2012年1月6日金曜日

●The rich vs the poor

【拡大する、貧富の差】

●マグロ1匹、5649万円!

 まず、ブルームバークの記事より。
マグロ1匹が、5649万円で、競(せ)り落とされた、とか!

Hiroshi Hayashi++++++はやし浩司

1月5日(ブルームバーグ):
東京・築地の中央卸売市場では5日朝の初競りで、青森県大間産の269キログラムのクロマグロが1本5649万円で競り落とされた。
1キログラム換算では21万円となる。
落札した寿司チェーン店「すしざんまい」を経営する喜代村の広報担当、梅原裕史氏が明らかにした。

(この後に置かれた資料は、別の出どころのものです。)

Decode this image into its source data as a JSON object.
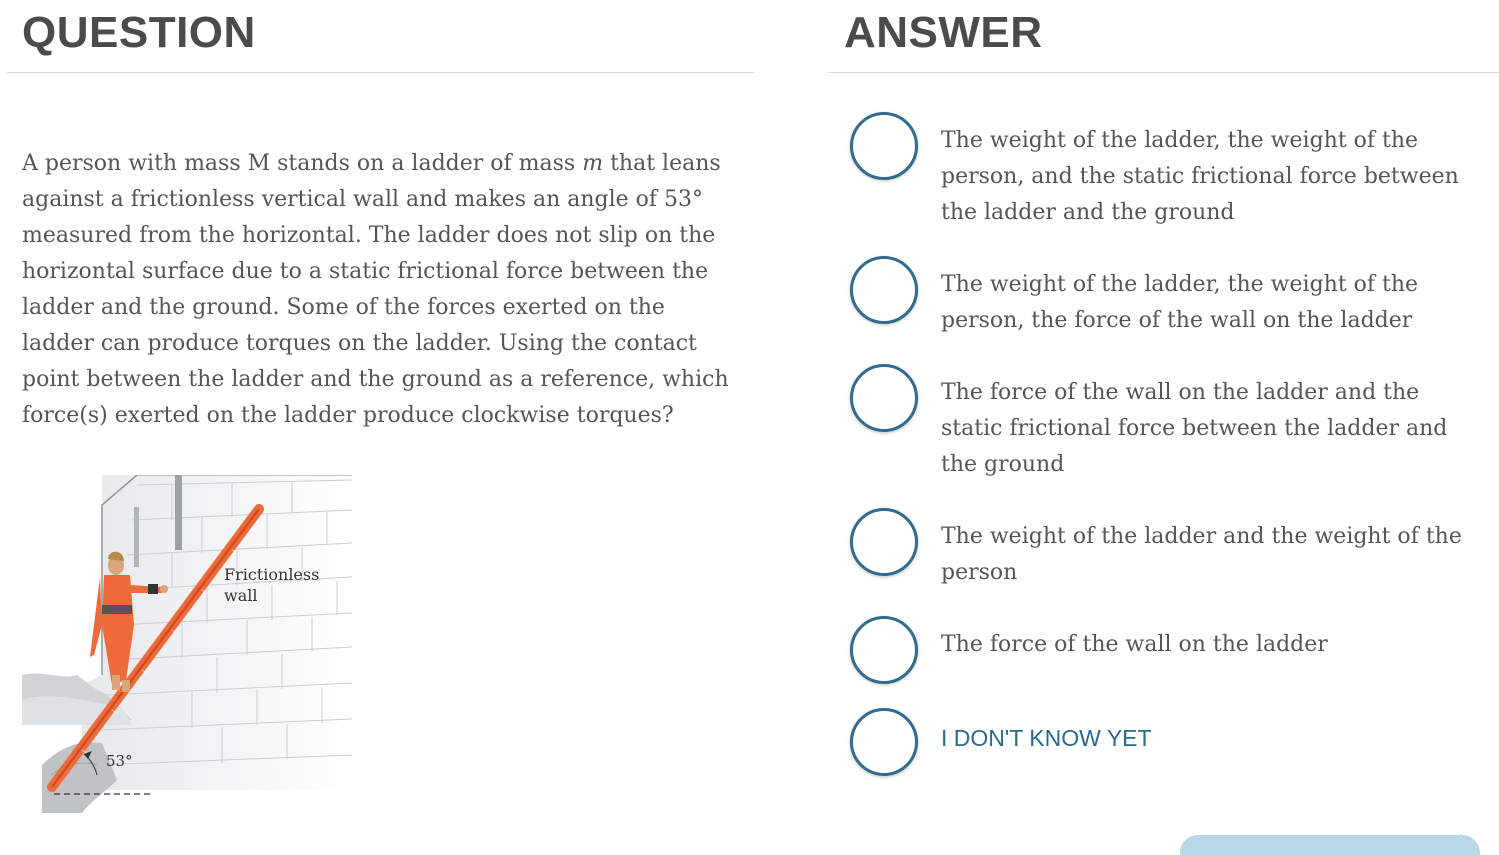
{
  "question": {
    "heading": "QUESTION",
    "text_part1": "A person with mass M stands on a ladder of mass ",
    "text_math": "m",
    "text_part2": " that leans against a frictionless vertical wall and makes an angle of 53° measured from the horizontal. The ladder does not slip on the horizontal surface due to a static frictional force between the ladder and the ground. Some of the forces exerted on the ladder can produce torques on the ladder. Using the contact point between the ladder and the ground as a reference, which force(s) exerted on the ladder produce clockwise torques?",
    "figure": {
      "wall_label_line1": "Frictionless",
      "wall_label_line2": "wall",
      "angle_label": "53°"
    }
  },
  "answer": {
    "heading": "ANSWER",
    "options": [
      {
        "label": "The weight of the ladder, the weight of the person, and the static frictional force between the ladder and the ground",
        "selected": false
      },
      {
        "label": "The weight of the ladder, the weight of the person, the force of the wall on the ladder",
        "selected": false
      },
      {
        "label": "The force of the wall on the ladder and the static frictional force between the ladder and the ground",
        "selected": false
      },
      {
        "label": "The weight of the ladder and the weight of the person",
        "selected": false
      },
      {
        "label": "The force of the wall on the ladder",
        "selected": false
      },
      {
        "label": "I DON'T KNOW YET",
        "selected": false
      }
    ]
  },
  "colors": {
    "radio_border": "#2f6c8f",
    "idk_text": "#2a6a8e",
    "ladder": "#ef6a3a",
    "button": "#b9d7e6"
  }
}
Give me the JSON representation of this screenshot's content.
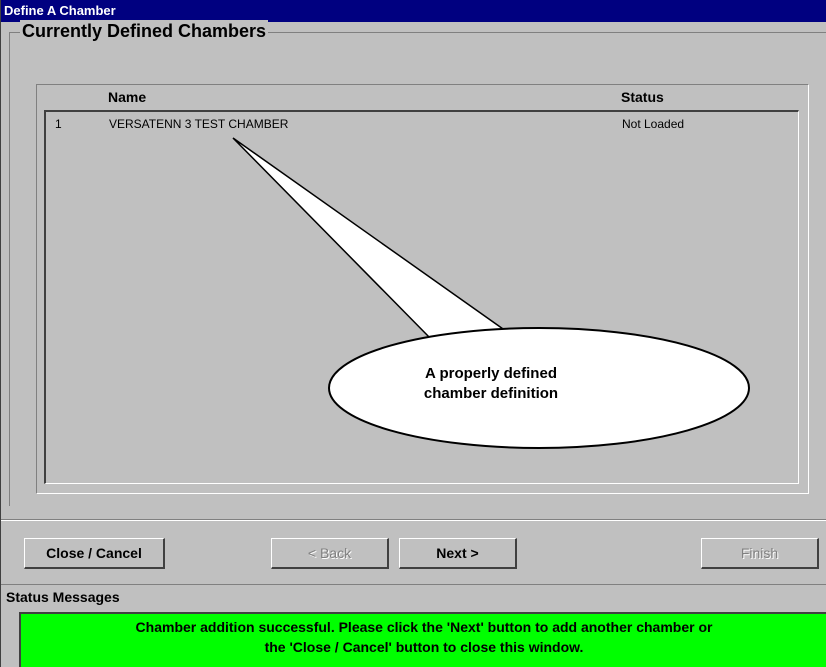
{
  "window": {
    "title": "Define A Chamber"
  },
  "group": {
    "title": "Currently Defined Chambers"
  },
  "list": {
    "columns": [
      "Name",
      "Status"
    ],
    "rows": [
      {
        "num": "1",
        "name": "VERSATENN 3 TEST CHAMBER",
        "status": "Not Loaded"
      }
    ]
  },
  "callout": {
    "line1": "A properly defined",
    "line2": "chamber definition"
  },
  "buttons": {
    "close": "Close / Cancel",
    "back": "< Back",
    "next": "Next >",
    "finish": "Finish"
  },
  "status": {
    "label": "Status Messages",
    "line1": "Chamber addition successful. Please click the 'Next' button to add another chamber or",
    "line2": "the 'Close / Cancel' button to close this window."
  },
  "colors": {
    "titlebar": "#000080",
    "status_bg": "#00ff00",
    "window_bg": "#c0c0c0"
  }
}
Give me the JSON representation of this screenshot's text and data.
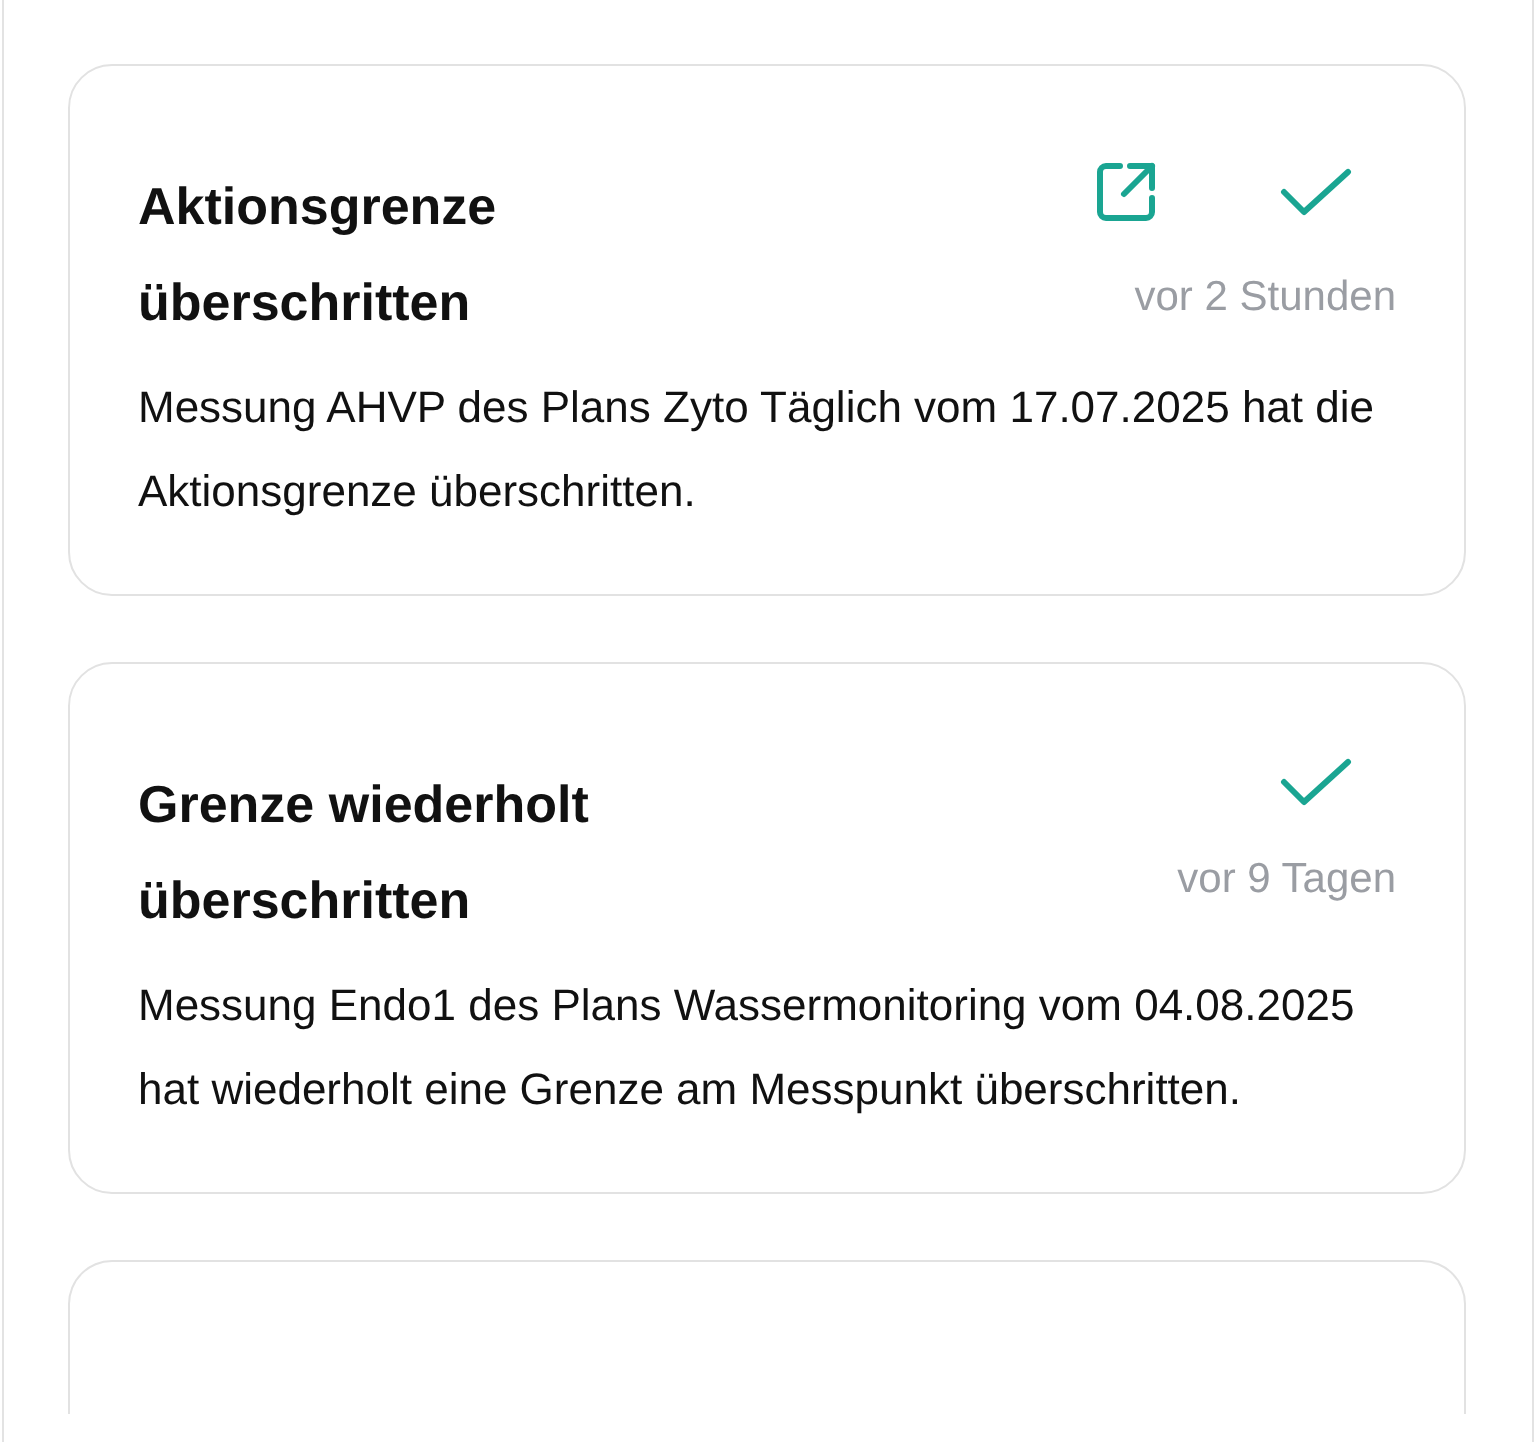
{
  "notifications": [
    {
      "title": "Aktionsgrenze überschritten",
      "has_link": true,
      "time": "vor 2 Stunden",
      "message": "Messung AHVP des Plans Zyto Täglich vom 17.07.2025 hat die Aktionsgrenze überschritten."
    },
    {
      "title": "Grenze wiederholt überschritten",
      "has_link": false,
      "time": "vor 9 Tagen",
      "message": "Messung Endo1 des Plans Wassermonitoring vom 04.08.2025 hat wiederholt eine Grenze am Messpunkt überschritten."
    }
  ]
}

マグロを競りに出した東都水産や、中央卸売市場ウェブサイト情報によると、記録のある近年の初競りの最高値は昨年の3249万円(北海道戸井産、342キロ)。
喜代村では、今回のマグロ1本をにぎり寿司にした場合、1万貫余りになるだろうとみている。(以上、Bloomberg記事より)

Hiroshi Hayashi++++++はやし浩司

●計算

 どうも計算が合わない。
1匹が、5649万円。
キロ当たり、21万円。
このマグロで、1万貫の寿司が握れるという(Bloomberg)。
ということは、1貫につき、5649円。
わかりやすく言えば、寿司1個が、5649円。
しかもそれが原価。

 記事のまちがいではないのか。

 念のため、今度は、キロ当たりで計算してみる。
1キロで、21万円。
100グラムで、2・1万円。
10グラムで、2100円。
1グラムで、210円。
一円玉の重さのマグロが、210円!

 回転寿司屋で出される、薄い切手のようなマグロでも、5グラムはある。
ということは、1貫で1050円!
仮に1貫が5グラムとすると、269キロのマグロなら、269000(グラム)÷5で、5万3800貫ということになる。
つまり約5万4000貫の寿司が握れる。
が、それを1貫100円で売ったとしても、売り上げは、約540万円。
やはり1貫を1000円前後で売らなければ、採算は合わないということになる。

 ……こうして四方八方から計算してみるが、私にはどうしても理解できない。
計算が合わない。
どうなっているのか。
私の計算によれば、超高級料亭で、1貫、1万円程度で売らなければならない。
しかしそんな寿司を食べる人はいるのだろうか。

●貧富の差

 「不況、不況と言いますがね、1泊1名、10万円という旅館に泊まる人もいますよ」と。
(夫婦2人で、20万円!)

 岐阜県の下呂市(下呂温泉郷)に住む知人が、そう言った。
そういう客なら、1貫1万円のマグロ寿司を口にできるかもしれない。
で、そういう客は、例外的な客かと思ったが、実際には、そうでもないようだ。
「1泊9000円前後の宿に泊まる客と、1泊10万円以上の宿に泊まる客との、2極化が進んでいます」とも。

 これを貧富の差と言わずして、何という?

●バブル経済

 温泉街は、日本経済の縮図。
ときどきそう思う。
見た目には、超高級旅館。
しかし中は、それなりにボロボロ。
ちょうどバブル経済のころのこと。
こうした超高級旅館が、まるで雨後の竹の子のように、あちこちで建築された。

 そういった旅館が、今、大不況のドン底で、あえいでいる。
バブル経済が破たんして、22年※。
「それなりにボロボロ」というのは、どの旅館も、22年程度の月日を感じさせる。

(注※『日本の景気動向指数で見る景気循環における第11循環の拡大期にあたる。指標の取りかたにもよるが、概ね、1986年12月から1991年2月までの4年3か月(51か月)間を指すのが通説である』(ウィキペディア百科事典、「日本のバブル景気について」))。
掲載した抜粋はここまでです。